This week in cyber security has seen a variety of stories including increased security measures for the US election, more ransomware attacks as well as a new COVID-19 phishing scam. Keep reading to find out about the biggest stories of the week.
In hopes to improve security for critical figures in the forthcoming US election, Twitter has automatically activated extra account protection for them. In June, Twitter became the victim of a significant hack, in which Joe Biden’s Twitter account was compromised. As a part of safeguarding the high-profile election-related accounts, Twitter is ensuring they use a strong password, enabled password reset protection, and encourages two-factor authentication.
UK business owners became the target of a phishing scam which was posing as HMRC. The scam is taking advantage of the UK government’s COVID-19 initiative which allowed businesses to defer VAT payments from March and June until March 2021. The phishing email was claiming that the recipient’s VAT deferral application was rejected. This shows that criminals are continuing to pray on those affected by the current pandemic; it does not look like these scams will be ending any time soon.

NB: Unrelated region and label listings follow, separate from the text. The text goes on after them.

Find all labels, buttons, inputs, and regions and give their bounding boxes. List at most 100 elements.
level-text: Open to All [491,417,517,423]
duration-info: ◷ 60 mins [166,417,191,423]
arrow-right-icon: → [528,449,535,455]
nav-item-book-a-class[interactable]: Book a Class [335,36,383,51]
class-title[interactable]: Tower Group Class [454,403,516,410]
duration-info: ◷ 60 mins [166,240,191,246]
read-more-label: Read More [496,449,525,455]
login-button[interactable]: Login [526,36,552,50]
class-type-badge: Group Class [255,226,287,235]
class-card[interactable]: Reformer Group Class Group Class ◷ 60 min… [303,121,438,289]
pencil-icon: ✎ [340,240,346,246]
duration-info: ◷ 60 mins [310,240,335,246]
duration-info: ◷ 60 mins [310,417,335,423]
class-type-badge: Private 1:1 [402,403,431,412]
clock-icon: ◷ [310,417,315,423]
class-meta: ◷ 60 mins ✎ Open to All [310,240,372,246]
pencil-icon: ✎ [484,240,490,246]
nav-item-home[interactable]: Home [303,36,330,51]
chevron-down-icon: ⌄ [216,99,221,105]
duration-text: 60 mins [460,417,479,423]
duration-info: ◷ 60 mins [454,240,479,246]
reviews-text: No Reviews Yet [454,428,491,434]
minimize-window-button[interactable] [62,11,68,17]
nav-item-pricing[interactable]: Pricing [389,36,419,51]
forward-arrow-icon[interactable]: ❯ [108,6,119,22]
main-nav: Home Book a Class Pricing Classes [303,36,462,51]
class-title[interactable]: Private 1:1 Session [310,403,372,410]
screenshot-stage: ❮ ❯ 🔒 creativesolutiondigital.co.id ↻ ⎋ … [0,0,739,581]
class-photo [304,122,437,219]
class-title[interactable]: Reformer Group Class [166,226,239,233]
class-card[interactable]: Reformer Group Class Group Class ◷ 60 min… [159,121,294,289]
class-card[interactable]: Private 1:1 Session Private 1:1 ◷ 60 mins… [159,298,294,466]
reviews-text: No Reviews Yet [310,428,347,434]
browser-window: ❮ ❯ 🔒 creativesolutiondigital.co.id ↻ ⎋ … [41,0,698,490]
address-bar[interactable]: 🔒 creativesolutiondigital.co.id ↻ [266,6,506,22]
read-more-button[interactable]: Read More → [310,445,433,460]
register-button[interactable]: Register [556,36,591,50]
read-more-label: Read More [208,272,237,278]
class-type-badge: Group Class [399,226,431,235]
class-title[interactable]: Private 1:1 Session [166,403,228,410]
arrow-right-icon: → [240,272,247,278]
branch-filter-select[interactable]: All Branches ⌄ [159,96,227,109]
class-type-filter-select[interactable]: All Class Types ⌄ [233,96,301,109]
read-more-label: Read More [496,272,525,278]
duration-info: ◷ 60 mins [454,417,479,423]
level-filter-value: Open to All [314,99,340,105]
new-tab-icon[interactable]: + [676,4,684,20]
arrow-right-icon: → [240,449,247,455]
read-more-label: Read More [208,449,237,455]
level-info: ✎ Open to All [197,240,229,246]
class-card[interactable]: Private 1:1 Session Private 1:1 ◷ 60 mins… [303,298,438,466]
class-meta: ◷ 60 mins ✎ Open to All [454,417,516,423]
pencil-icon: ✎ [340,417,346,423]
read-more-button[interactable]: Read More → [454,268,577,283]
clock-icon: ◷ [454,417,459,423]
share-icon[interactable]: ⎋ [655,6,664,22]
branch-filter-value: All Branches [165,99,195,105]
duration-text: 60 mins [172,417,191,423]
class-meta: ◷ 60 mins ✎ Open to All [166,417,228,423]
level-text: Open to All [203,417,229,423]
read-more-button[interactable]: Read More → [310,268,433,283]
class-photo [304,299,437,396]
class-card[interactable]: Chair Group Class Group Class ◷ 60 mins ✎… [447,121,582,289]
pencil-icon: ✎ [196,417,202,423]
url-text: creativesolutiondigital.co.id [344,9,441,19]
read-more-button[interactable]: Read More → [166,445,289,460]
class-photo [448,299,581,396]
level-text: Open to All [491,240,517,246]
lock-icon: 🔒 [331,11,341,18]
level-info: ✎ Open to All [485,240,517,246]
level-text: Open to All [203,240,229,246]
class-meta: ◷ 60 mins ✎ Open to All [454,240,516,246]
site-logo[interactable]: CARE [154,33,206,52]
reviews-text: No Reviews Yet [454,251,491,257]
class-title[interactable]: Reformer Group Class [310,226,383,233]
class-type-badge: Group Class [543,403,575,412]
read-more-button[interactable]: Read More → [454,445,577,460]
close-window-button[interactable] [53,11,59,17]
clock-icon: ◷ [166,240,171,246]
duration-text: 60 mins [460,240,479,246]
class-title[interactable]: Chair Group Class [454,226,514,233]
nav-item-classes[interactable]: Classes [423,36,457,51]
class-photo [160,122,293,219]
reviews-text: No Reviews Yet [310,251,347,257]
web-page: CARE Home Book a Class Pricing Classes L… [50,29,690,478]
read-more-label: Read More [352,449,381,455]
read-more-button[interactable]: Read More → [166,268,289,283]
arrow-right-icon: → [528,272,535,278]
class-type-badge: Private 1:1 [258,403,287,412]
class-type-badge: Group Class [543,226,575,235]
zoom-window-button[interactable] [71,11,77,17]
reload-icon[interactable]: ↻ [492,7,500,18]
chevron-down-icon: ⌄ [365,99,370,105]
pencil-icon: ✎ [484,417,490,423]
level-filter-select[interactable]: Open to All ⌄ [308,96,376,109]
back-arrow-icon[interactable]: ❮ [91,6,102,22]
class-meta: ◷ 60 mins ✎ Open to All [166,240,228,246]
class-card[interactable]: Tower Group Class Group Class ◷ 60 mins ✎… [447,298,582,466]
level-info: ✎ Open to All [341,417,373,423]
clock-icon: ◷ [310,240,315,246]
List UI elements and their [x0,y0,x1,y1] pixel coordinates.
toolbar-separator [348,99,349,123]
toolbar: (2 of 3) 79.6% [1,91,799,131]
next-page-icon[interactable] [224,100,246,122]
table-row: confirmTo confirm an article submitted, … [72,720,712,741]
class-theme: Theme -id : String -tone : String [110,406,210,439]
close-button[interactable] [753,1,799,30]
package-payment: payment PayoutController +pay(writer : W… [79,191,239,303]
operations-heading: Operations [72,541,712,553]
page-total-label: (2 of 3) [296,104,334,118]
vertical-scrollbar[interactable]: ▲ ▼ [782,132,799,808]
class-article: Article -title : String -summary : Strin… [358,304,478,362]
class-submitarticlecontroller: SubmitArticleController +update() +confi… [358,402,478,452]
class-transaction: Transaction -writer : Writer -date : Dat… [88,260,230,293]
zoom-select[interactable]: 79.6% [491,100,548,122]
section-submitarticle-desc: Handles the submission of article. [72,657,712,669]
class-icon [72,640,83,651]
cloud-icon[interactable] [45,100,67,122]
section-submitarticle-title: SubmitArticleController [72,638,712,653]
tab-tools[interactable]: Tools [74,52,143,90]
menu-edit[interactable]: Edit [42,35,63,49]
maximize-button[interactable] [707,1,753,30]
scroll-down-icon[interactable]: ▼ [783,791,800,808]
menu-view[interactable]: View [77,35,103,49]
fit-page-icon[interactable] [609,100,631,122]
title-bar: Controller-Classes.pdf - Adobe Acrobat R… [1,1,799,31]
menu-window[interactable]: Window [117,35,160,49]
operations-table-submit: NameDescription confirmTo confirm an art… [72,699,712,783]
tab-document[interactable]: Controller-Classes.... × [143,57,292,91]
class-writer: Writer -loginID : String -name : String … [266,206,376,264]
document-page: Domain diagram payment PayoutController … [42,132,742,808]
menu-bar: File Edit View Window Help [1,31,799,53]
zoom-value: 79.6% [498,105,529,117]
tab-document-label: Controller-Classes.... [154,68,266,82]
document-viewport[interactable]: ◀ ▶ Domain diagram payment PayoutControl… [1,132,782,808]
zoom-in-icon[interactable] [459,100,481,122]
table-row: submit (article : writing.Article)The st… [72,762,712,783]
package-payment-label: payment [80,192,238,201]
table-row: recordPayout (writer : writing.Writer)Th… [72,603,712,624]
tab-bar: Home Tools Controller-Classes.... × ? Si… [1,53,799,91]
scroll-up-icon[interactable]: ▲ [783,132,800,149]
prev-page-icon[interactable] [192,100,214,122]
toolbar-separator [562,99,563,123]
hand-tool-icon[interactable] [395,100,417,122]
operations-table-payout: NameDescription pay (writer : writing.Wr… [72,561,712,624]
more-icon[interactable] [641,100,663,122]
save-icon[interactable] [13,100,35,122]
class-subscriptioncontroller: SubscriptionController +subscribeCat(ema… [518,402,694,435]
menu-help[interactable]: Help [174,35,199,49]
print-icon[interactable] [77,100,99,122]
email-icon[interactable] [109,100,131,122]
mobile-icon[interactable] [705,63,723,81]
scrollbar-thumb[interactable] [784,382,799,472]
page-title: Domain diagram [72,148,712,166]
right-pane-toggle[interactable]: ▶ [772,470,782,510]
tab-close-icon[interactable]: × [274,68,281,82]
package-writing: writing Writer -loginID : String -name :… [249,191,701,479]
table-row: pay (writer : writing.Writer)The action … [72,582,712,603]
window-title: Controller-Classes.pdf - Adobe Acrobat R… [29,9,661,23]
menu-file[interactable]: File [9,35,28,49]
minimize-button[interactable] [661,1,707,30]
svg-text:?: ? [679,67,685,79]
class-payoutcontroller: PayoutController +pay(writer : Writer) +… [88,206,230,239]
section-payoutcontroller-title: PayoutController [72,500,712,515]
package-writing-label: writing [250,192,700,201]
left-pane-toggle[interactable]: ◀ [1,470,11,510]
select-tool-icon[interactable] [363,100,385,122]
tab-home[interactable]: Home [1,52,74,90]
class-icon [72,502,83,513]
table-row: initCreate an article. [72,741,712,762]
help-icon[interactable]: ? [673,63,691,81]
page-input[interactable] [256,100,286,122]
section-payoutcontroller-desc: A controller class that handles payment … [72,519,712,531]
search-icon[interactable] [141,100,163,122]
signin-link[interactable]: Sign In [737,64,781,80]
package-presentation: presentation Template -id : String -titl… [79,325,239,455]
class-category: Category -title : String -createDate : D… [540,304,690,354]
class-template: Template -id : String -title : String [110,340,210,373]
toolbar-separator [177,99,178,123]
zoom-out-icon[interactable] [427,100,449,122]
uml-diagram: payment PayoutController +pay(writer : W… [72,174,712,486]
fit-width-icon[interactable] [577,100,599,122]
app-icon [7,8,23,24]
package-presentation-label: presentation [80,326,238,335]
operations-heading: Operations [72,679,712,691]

Another big ransomware story this week as eyewear giant Luxottica suffers an attack. The company’s portfolio includes brands such as Ray-Ban, Oakley, Chanel and Coach. An employee confirmed that Luxottica had suffered a ransomware attack which had affected the company worldwide and operations in Italy and China were shut down as a result of the attack.
Shopify recently had a data breach incident which was the result of an insider threat. Two support team employees were involved in a scheme to procure customer transactional records and sensitive data. The breach affected just under 200 Shopify merchants, although there is no evidence as to how the data was misused yet. The incident has highlighted the danger of insider threats, especially as they can be one of the hardest threats for companies to manage.
At the beginning of the week, 1,000 Belarusian high ranking police officers had names and personal details leaked by hackers in response to violent police crackdowns against anti-government protests. Hackers gave the data to Belarusian news agency Nexta which published the data and promised to release more data on "a massive scale.".